Cependant, il convient de noter que le correctif RPM ne survit pas à une mise à jour de version et doit être réappliqué si l'appareil est mis à jour vers une nouvelle version. Les vulnérabilités seront définitivement corrigées dans la version 12.8.0.0 d'EPMM, qui sera publiée plus tard au cours du premier trimestre 2026.
“Nous connaissons un nombre très limité de clients dont la solution a été exploitée au moment de la divulgation”, a déclaré Ivanti dans un avis, ajoutant qu'il ne disposait pas de suffisamment d'informations sur les tactiques des acteurs de la menace pour fournir des indicateurs atomiques fiables et éprouvés.
La société a noté que CVE-2026-1281 et CVE-2026-1340 affectent les fonctionnalités internes de distribution d'applications et de paramètres de transfert de fichiers d'Android. Ces déficiences n'affectent pas les autres produits, notamment Ivanti Neurons for MDM, Ivanti Endpoint Manager (EPM) ou Ivanti Sentry.
Dans une analyse technique, Ivanti a déclaré avoir généralement constaté deux formes de persistance basées sur des attaques précédentes ciblant des vulnérabilités plus anciennes dans EPMM. Cela inclut la mise en œuvre de shells Web et de shells inversés pour configurer la persistance sur les appareils compromis.

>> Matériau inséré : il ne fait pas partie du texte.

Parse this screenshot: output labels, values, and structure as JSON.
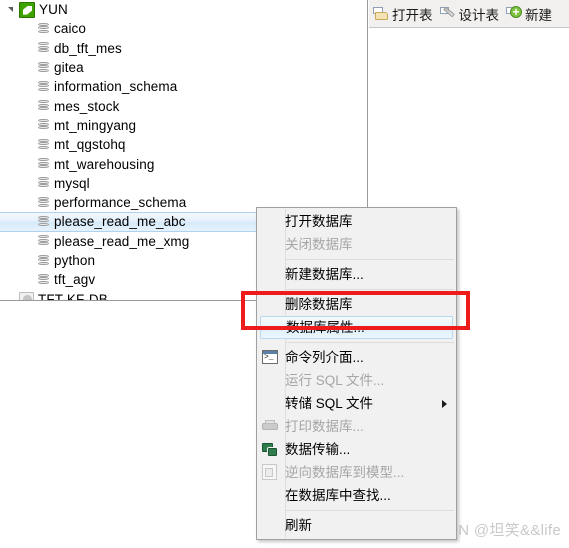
{
  "tree": {
    "root": {
      "label": "YUN",
      "icon": "mysql-connection-icon",
      "expanded": true
    },
    "items": [
      {
        "label": "caico",
        "icon": "database-icon"
      },
      {
        "label": "db_tft_mes",
        "icon": "database-icon"
      },
      {
        "label": "gitea",
        "icon": "database-icon"
      },
      {
        "label": "information_schema",
        "icon": "database-icon"
      },
      {
        "label": "mes_stock",
        "icon": "database-icon"
      },
      {
        "label": "mt_mingyang",
        "icon": "database-icon"
      },
      {
        "label": "mt_qgstohq",
        "icon": "database-icon"
      },
      {
        "label": "mt_warehousing",
        "icon": "database-icon"
      },
      {
        "label": "mysql",
        "icon": "database-icon"
      },
      {
        "label": "performance_schema",
        "icon": "database-icon"
      },
      {
        "label": "please_read_me_abc",
        "icon": "database-icon",
        "selected": true
      },
      {
        "label": "please_read_me_xmg",
        "icon": "database-icon"
      },
      {
        "label": "python",
        "icon": "database-icon"
      },
      {
        "label": "tft_agv",
        "icon": "database-icon"
      }
    ],
    "second_connection": {
      "label": "TFT-KF-DB",
      "icon": "postgres-connection-icon"
    }
  },
  "toolbar": {
    "buttons": [
      {
        "label": "打开表",
        "icon": "open-table-icon"
      },
      {
        "label": "设计表",
        "icon": "design-table-icon"
      },
      {
        "label": "新建",
        "icon": "new-table-icon"
      }
    ]
  },
  "context_menu": {
    "items": [
      {
        "label": "打开数据库",
        "disabled": false,
        "icon": null,
        "submenu": false
      },
      {
        "label": "关闭数据库",
        "disabled": true,
        "icon": null,
        "submenu": false
      },
      {
        "separator": true
      },
      {
        "label": "新建数据库...",
        "disabled": false,
        "icon": null,
        "submenu": false
      },
      {
        "separator": true
      },
      {
        "label": "删除数据库",
        "disabled": false,
        "icon": null,
        "submenu": false
      },
      {
        "label": "数据库属性...",
        "disabled": false,
        "icon": null,
        "submenu": false,
        "highlighted": true
      },
      {
        "separator": true
      },
      {
        "label": "命令列介面...",
        "disabled": false,
        "icon": "command-line-icon",
        "submenu": false
      },
      {
        "label": "运行 SQL 文件...",
        "disabled": true,
        "icon": null,
        "submenu": false
      },
      {
        "label": "转储 SQL 文件",
        "disabled": false,
        "icon": null,
        "submenu": true
      },
      {
        "label": "打印数据库...",
        "disabled": true,
        "icon": "print-icon",
        "submenu": false
      },
      {
        "label": "数据传输...",
        "disabled": false,
        "icon": "data-transfer-icon",
        "submenu": false
      },
      {
        "label": "逆向数据库到模型...",
        "disabled": true,
        "icon": "reverse-model-icon",
        "submenu": false
      },
      {
        "label": "在数据库中查找...",
        "disabled": false,
        "icon": null,
        "submenu": false
      },
      {
        "separator": true
      },
      {
        "label": "刷新",
        "disabled": false,
        "icon": null,
        "submenu": false
      }
    ]
  },
  "annotation": {
    "color": "#ee1b1b"
  },
  "watermark": {
    "text": "CSDN @坦笑&&life"
  }
}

« Une exploitation réussie du périphérique EPMM permettra l'exécution de code arbitraire sur le périphérique », a noté Ivanti. “En plus des mouvements latéraux dans l'environnement connecté, l'EPMM contient également des informations sensibles sur les appareils gérés par l'appareil.”

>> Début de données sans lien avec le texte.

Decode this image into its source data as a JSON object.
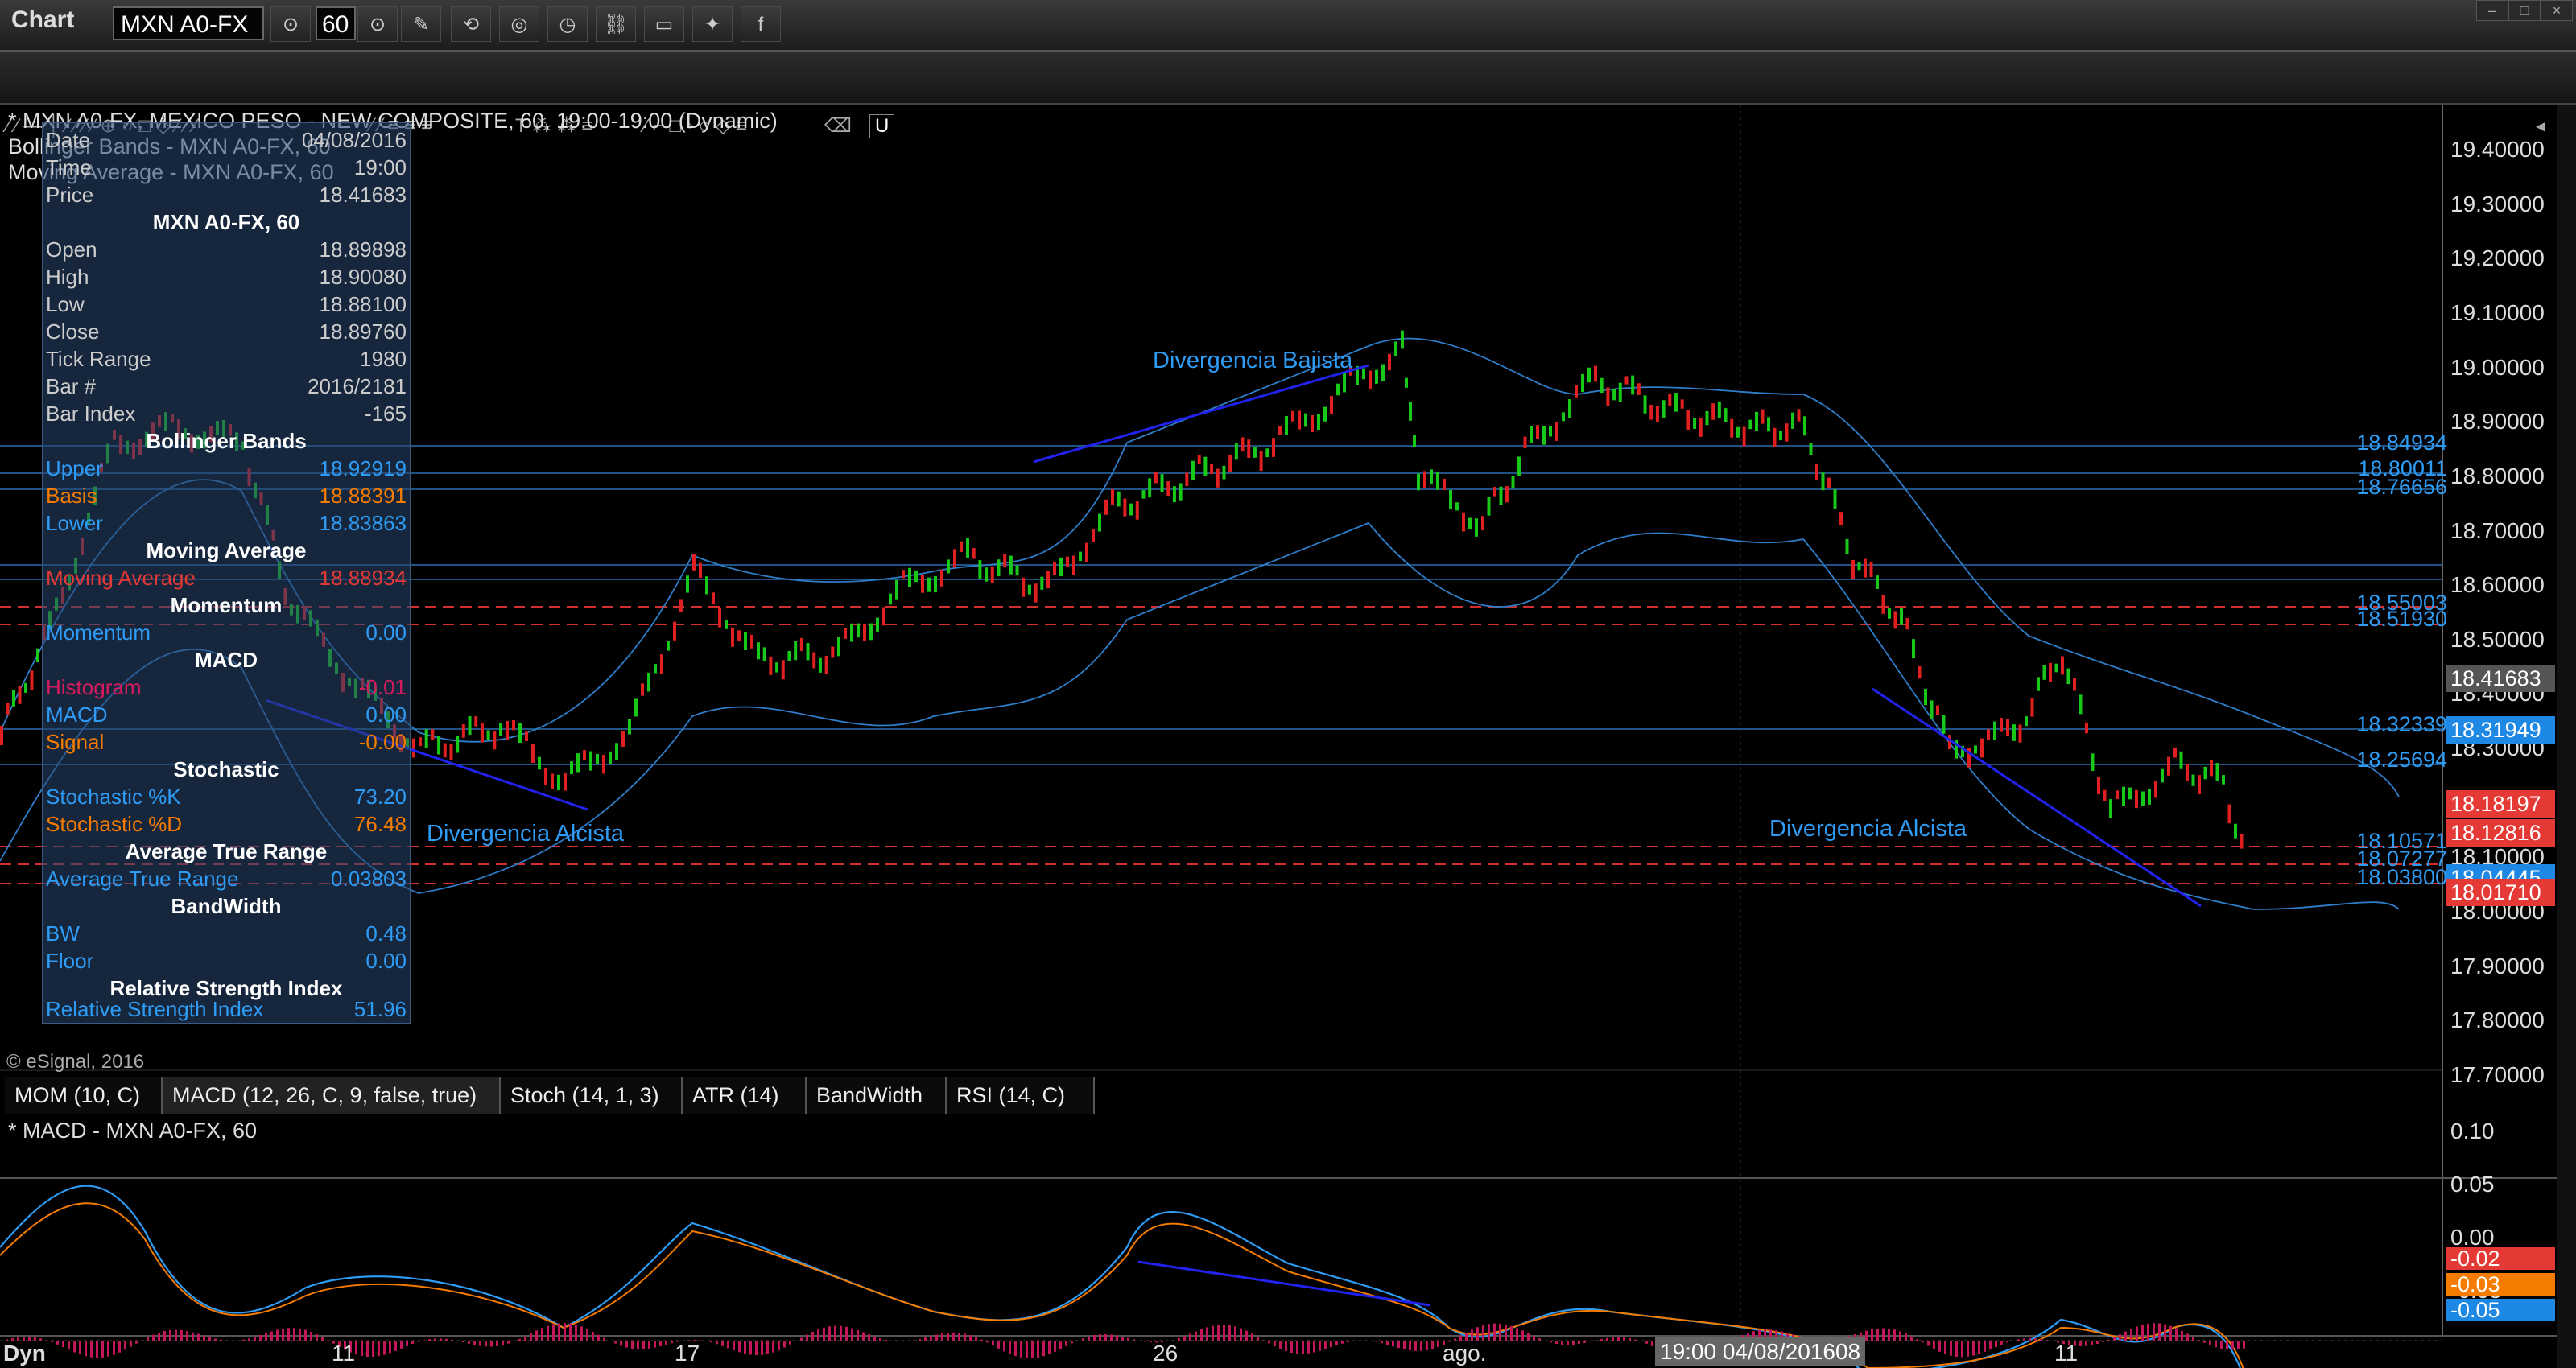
{
  "app": {
    "title": "Chart",
    "symbol": "MXN A0-FX",
    "interval": "60"
  },
  "panel_title": "* MXN A0-FX, MEXICO PESO - NEW COMPOSITE, 60, 19:00-19:00 (Dynamic)",
  "overlay_lines": [
    "Bollinger Bands - MXN A0-FX, 60",
    "Moving Average - MXN A0-FX, 60"
  ],
  "copyright": "© eSignal, 2016",
  "data_window": {
    "date_label": "Date",
    "date": "04/08/2016",
    "time_label": "Time",
    "time": "19:00",
    "price_label": "Price",
    "price": "18.41683",
    "header_main": "MXN A0-FX, 60",
    "open_label": "Open",
    "open": "18.89898",
    "high_label": "High",
    "high": "18.90080",
    "low_label": "Low",
    "low": "18.88100",
    "close_label": "Close",
    "close": "18.89760",
    "tick_label": "Tick Range",
    "tick": "1980",
    "bar_label": "Bar #",
    "bar": "2016/2181",
    "barindex_label": "Bar Index",
    "barindex": "-165",
    "bb_header": "Bollinger Bands",
    "upper_label": "Upper",
    "upper": "18.92919",
    "basis_label": "Basis",
    "basis": "18.88391",
    "lower_label": "Lower",
    "lower": "18.83863",
    "ma_header": "Moving Average",
    "ma_label": "Moving Average",
    "ma": "18.88934",
    "mom_header": "Momentum",
    "mom_label": "Momentum",
    "mom": "0.00",
    "macd_header": "MACD",
    "hist_label": "Histogram",
    "hist": "-0.01",
    "macd_label": "MACD",
    "macd": "0.00",
    "signal_label": "Signal",
    "signal": "-0.00",
    "stoch_header": "Stochastic",
    "k_label": "Stochastic %K",
    "k": "73.20",
    "d_label": "Stochastic %D",
    "d": "76.48",
    "atr_header": "Average True Range",
    "atr_label": "Average True Range",
    "atr": "0.03803",
    "bw_header": "BandWidth",
    "bw_label": "BW",
    "bw": "0.48",
    "floor_label": "Floor",
    "floor": "0.00",
    "rsi_header": "Relative Strength Index",
    "rsi_label": "Relative Strength Index",
    "rsi": "51.96"
  },
  "price_axis": [
    "19.40000",
    "19.30000",
    "19.20000",
    "19.10000",
    "19.00000",
    "18.90000",
    "18.80000",
    "18.70000",
    "18.60000",
    "18.50000",
    "18.40000",
    "18.30000",
    "18.20000",
    "18.10000",
    "18.00000",
    "17.90000",
    "17.80000",
    "17.70000"
  ],
  "level_labels": [
    "18.84934",
    "18.80011",
    "18.76656",
    "18.55003",
    "18.51930",
    "18.32339",
    "18.25694",
    "18.10571",
    "18.07277",
    "18.03800"
  ],
  "price_tags": [
    {
      "value": "18.41683",
      "color": "#555555"
    },
    {
      "value": "18.31949",
      "color": "#1e88e5"
    },
    {
      "value": "18.18197",
      "color": "#e53935"
    },
    {
      "value": "18.12816",
      "color": "#e53935"
    },
    {
      "value": "18.04445",
      "color": "#1e88e5"
    },
    {
      "value": "18.01710",
      "color": "#e53935"
    }
  ],
  "annotations": {
    "bearish_div": "Divergencia Bajista",
    "bullish_div_1": "Divergencia Alcista",
    "bullish_div_2": "Divergencia Alcista"
  },
  "tabs": [
    "MOM (10, C)",
    "MACD (12, 26, C, 9, false, true)",
    "Stoch (14, 1, 3)",
    "ATR (14)",
    "BandWidth",
    "RSI (14, C)"
  ],
  "macd_panel_title": "* MACD - MXN A0-FX, 60",
  "macd_axis": [
    "0.10",
    "0.05",
    "0.00",
    "-0.05"
  ],
  "macd_tags": [
    {
      "value": "-0.02",
      "color": "#e53935"
    },
    {
      "value": "-0.03",
      "color": "#f57c00"
    },
    {
      "value": "-0.05",
      "color": "#1e88e5"
    }
  ],
  "x_axis": [
    "11",
    "17",
    "26",
    "ago.",
    "11"
  ],
  "crosshair_time": "19:00 04/08/2016",
  "crosshair_suffix": "08",
  "dyn_label": "Dyn"
}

Les utilisateurs sont encouragés à vérifier le journal d'accès Apache à l'adresse « /var/log/httpd/https-access_log » pour détecter tout signe d'exploitation tentée ou réussie à l'aide du modèle d'expression régulière (regex) suivant :
^(?!127\.0\.0\.1:\d+
.*$).*?\/mifs\/c\/(aft|app)store\/fob\/.*?404
“Une utilisation légitime de ces fonctionnalités entraînera 200 codes de réponse HTTP dans le journal d'accès Apache, tandis qu'un exploit réussi ou tenté entraînera 404 codes de réponse HTTP”, a-t-il expliqué.
De plus, les clients sont invités à examiner les éléments suivants pour rechercher des preuves de modifications de configuration non autorisées :
- Administrateurs EPMM pour les administrateurs nouveaux ou récemment modifiés
- Paramètres d'authentification, y compris les paramètres SSO et LDAP
- Nouvelles applications push pour appareils mobiles
- Modifications de la configuration des applications que vous envoyez aux appareils, y compris les applications internes
- Politiques nouvelles ou récemment modifiées
- Modifications apportées aux paramètres réseau, y compris les paramètres réseau ou VPN que vous envoyez aux appareils mobiles

Si des signes de compromission sont détectés, Ivanti encourage également les utilisateurs à restaurer le périphérique EPMM à partir d'une sauvegarde saine ou à créer un EPMM de remplacement, puis à migrer les données vers le périphérique. Une fois les étapes complétées, il est essentiel d’apporter les changements suivants pour protéger l’environnement :
- Réinitialiser le mot de passe de n'importe quel compte EPMM local
- Réinitialiser le mot de passe des comptes de service LDAP et/ou KDC qui effectuent des recherches
- Révoquer et remplacer le certificat public utilisé pour votre EPMM
- Réinitialiser le mot de passe de tout autre compte de service interne ou externe configuré avec la solution EPMM
Ce développement a conduit la CISA à ajouter le CVE-2026-1281 au catalogue KEV, obligeant les agences du Federal Civil Executive Branch (FCEB) à appliquer les mises à jour d'ici le 1er février 2026.